助けてくれただけでなく、家においてやるよと言われて、ついて行った先は何と歌麿の家で、いきなり絵のモデルにされちゃうタケさん。ヒエ~と思いつつも、身寄りも何もない今、ここで世話になるしかないと腹をくくったのでした。
タケさんが未來から来たと知っているのは蔦重だけで、他の人たちには「自分は記憶喪失でなにもわからないんです」ということにしてしまいました。江戸の町での体験は、これまでの自分の常識では考えられないことばかりですが、蔦重が言うことはどれも「なるほど」と思うことばかり。自分はこれまで何もわかってなかったんだなぁと思うようになっていました。
「俺は歌麿を売り出して、『蔦屋耕書堂』の信者を作るんだ。”信者”って字はいいか、詰めて書きゃあ”儲かる”って字になるんだぜ」
「知識ではなく経験で語る」とか、「何かを捨てなければ、新しい風は入ってこない」とか、これまで誰も教えてくれなかったことを教えてくれる蔦重をメンターと考えるようになったタケさん。

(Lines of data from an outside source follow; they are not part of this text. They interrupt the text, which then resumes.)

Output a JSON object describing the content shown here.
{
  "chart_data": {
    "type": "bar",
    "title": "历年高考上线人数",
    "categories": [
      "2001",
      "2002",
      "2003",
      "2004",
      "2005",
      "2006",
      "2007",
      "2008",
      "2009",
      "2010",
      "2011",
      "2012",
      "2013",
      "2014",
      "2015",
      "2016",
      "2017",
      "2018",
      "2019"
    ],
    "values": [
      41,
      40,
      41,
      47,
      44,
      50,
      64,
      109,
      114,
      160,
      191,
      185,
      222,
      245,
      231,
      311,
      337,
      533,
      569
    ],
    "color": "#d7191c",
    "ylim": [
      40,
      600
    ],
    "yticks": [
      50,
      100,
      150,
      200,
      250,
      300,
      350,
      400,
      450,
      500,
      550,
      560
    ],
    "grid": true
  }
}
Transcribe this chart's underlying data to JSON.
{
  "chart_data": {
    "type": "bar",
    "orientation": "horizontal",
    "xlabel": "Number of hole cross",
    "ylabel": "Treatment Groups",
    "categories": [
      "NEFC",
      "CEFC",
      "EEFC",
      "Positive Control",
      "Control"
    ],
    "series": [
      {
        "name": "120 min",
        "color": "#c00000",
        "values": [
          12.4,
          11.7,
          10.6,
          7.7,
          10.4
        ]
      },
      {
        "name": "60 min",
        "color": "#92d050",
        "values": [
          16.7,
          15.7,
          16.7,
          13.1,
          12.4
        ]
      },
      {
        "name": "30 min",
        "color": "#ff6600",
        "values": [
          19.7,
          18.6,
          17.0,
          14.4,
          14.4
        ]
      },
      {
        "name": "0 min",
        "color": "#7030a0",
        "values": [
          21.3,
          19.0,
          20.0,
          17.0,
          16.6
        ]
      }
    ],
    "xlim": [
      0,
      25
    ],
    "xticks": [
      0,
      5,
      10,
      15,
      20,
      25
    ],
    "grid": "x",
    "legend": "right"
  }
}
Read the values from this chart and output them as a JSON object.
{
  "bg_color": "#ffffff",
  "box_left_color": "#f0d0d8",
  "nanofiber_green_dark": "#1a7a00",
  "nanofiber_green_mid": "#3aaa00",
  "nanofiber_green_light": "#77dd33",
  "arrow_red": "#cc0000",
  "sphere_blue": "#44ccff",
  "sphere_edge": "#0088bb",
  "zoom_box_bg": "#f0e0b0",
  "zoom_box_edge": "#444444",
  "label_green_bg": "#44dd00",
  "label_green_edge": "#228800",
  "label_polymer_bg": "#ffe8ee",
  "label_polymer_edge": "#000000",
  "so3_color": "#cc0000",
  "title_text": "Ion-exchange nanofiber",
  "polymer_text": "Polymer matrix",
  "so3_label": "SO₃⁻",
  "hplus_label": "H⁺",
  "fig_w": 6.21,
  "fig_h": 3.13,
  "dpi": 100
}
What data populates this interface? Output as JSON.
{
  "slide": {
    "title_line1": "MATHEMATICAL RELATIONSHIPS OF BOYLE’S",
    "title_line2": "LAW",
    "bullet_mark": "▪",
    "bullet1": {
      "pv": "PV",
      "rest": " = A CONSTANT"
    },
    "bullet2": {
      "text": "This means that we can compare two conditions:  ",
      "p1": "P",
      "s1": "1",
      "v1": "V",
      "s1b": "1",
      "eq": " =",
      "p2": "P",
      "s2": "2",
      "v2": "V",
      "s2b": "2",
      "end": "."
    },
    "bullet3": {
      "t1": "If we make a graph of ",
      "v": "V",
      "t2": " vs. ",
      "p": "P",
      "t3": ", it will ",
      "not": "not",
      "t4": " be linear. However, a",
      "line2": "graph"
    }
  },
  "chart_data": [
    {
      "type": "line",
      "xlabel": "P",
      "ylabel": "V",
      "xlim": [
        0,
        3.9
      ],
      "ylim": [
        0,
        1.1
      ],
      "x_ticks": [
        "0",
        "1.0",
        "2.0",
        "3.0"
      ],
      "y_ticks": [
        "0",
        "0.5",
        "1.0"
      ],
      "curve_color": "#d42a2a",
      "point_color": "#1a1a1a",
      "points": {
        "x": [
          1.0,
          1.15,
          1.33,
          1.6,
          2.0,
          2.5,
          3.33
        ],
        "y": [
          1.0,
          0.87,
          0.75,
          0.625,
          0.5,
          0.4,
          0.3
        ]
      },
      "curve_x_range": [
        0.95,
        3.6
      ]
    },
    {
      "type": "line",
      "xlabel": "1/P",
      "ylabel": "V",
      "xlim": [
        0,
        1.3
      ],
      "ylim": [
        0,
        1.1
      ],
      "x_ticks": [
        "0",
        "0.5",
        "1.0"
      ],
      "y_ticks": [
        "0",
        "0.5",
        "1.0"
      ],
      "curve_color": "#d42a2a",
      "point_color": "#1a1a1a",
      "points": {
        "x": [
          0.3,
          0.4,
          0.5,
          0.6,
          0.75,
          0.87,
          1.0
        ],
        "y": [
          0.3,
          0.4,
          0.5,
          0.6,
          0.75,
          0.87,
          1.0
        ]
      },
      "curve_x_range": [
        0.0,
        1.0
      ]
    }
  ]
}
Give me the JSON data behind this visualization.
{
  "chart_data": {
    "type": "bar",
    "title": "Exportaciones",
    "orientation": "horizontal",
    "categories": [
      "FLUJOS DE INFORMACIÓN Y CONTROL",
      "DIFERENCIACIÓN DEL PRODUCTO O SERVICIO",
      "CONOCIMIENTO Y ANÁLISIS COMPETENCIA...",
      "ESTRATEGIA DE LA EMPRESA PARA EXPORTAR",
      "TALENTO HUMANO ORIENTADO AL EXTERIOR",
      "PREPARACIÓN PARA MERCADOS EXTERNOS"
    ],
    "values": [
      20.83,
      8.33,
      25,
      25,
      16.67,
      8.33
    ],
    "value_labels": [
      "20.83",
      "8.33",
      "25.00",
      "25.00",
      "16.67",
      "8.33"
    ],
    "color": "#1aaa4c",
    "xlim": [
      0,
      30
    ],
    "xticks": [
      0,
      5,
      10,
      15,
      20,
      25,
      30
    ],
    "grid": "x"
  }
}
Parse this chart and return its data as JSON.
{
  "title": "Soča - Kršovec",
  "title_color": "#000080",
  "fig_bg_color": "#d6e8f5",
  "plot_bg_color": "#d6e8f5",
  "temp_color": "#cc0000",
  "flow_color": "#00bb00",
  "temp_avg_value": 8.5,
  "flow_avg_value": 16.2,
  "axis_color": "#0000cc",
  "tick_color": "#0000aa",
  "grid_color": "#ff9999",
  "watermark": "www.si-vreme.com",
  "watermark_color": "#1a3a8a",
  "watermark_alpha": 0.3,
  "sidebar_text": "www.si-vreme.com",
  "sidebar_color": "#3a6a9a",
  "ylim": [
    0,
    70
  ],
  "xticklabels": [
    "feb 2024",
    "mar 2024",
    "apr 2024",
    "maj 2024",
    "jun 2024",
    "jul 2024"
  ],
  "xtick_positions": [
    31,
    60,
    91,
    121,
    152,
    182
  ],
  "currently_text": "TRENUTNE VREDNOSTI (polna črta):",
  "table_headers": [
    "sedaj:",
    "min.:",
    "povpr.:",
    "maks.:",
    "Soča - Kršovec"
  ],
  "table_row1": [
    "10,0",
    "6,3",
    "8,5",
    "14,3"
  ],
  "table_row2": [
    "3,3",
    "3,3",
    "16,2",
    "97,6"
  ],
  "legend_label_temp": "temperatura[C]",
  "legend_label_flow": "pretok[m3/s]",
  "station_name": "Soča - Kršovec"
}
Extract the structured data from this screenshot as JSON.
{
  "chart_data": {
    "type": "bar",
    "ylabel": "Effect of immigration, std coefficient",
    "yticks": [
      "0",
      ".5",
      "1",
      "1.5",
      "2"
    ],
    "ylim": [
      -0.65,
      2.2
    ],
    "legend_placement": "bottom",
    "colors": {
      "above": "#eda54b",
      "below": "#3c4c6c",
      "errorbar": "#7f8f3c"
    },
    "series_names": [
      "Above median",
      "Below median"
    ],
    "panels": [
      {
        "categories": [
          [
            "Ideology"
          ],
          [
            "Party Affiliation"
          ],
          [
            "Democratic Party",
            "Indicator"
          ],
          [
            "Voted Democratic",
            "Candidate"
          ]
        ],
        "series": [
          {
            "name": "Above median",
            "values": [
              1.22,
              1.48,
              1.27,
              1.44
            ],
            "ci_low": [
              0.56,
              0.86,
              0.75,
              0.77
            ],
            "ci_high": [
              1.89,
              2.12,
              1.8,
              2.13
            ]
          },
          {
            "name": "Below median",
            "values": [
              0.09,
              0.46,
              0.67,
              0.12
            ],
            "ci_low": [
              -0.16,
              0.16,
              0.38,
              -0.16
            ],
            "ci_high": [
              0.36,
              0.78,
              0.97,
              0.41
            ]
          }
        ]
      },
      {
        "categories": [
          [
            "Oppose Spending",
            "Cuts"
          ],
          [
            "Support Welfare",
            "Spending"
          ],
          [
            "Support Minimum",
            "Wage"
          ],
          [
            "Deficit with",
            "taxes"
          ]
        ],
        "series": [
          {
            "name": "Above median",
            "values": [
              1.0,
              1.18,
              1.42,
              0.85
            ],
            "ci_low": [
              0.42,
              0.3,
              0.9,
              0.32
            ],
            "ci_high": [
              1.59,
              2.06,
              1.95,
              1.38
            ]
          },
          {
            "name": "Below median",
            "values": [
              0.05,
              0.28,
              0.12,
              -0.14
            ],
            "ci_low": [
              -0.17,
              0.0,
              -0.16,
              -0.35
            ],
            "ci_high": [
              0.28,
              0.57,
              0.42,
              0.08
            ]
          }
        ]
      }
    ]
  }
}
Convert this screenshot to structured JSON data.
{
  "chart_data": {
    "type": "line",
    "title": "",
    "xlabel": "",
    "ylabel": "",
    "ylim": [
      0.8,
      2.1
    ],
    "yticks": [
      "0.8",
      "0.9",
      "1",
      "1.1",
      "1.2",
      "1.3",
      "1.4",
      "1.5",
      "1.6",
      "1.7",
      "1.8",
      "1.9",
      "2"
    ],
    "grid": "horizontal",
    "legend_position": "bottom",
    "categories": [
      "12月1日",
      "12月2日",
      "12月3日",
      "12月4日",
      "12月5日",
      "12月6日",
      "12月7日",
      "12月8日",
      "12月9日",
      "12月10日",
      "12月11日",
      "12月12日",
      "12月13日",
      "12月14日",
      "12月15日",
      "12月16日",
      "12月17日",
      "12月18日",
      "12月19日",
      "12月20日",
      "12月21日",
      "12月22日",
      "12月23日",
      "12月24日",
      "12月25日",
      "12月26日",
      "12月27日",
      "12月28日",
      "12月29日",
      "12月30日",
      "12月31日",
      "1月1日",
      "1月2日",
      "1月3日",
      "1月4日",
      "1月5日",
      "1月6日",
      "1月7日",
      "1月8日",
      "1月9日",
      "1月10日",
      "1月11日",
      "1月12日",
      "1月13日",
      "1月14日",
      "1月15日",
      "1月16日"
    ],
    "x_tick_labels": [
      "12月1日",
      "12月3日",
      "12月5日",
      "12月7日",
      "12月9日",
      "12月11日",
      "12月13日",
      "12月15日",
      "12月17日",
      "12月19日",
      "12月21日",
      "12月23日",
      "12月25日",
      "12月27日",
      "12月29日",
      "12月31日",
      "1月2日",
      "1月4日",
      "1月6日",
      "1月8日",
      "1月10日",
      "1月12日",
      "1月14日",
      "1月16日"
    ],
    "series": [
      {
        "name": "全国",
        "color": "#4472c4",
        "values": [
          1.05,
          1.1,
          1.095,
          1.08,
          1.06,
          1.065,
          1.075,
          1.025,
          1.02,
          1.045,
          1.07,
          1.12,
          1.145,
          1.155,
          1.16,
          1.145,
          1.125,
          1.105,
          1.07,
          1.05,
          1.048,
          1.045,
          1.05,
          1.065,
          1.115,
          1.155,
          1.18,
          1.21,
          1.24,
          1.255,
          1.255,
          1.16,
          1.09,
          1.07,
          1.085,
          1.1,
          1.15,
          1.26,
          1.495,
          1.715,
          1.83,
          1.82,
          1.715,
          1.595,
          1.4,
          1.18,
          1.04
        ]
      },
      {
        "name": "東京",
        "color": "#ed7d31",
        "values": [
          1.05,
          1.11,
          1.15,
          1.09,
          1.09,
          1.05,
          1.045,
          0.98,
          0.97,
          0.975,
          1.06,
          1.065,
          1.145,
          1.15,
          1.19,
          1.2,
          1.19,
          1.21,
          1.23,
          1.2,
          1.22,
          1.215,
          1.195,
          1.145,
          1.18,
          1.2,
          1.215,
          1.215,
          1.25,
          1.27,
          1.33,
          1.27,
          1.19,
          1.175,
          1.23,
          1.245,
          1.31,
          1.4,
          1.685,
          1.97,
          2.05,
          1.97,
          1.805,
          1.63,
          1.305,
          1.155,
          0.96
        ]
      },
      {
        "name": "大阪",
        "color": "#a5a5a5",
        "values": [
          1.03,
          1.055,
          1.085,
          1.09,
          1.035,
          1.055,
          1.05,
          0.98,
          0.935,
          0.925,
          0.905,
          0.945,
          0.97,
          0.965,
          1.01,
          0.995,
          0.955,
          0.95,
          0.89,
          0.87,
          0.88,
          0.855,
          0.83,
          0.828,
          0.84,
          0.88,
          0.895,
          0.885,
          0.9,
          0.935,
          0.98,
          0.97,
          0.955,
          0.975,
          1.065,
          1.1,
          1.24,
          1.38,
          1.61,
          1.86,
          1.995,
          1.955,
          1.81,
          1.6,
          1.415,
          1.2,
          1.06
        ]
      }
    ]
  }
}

助けてもらった恩を返さねばと思うけど、何ができるわけじゃないから、雑用だろうが、力仕事だろうが、言われたとおりに働くうちに、いろんな発見をしていきます。そして蔦重に言われた「おめえは何ができるのか?」という問いに頭を悩ますのでした。
ここで描かれている蔦重は、これから歌麿を売り出そうとする時期なんですけど、プロデューサーってこういうことを考えているのかという所が面白いです。そして、江戸時代の食生活もなかなか興味深いです。「べらぼう」なように見えて、実は緻密な計算をしている蔦重はやっぱり魅力的な人ですね。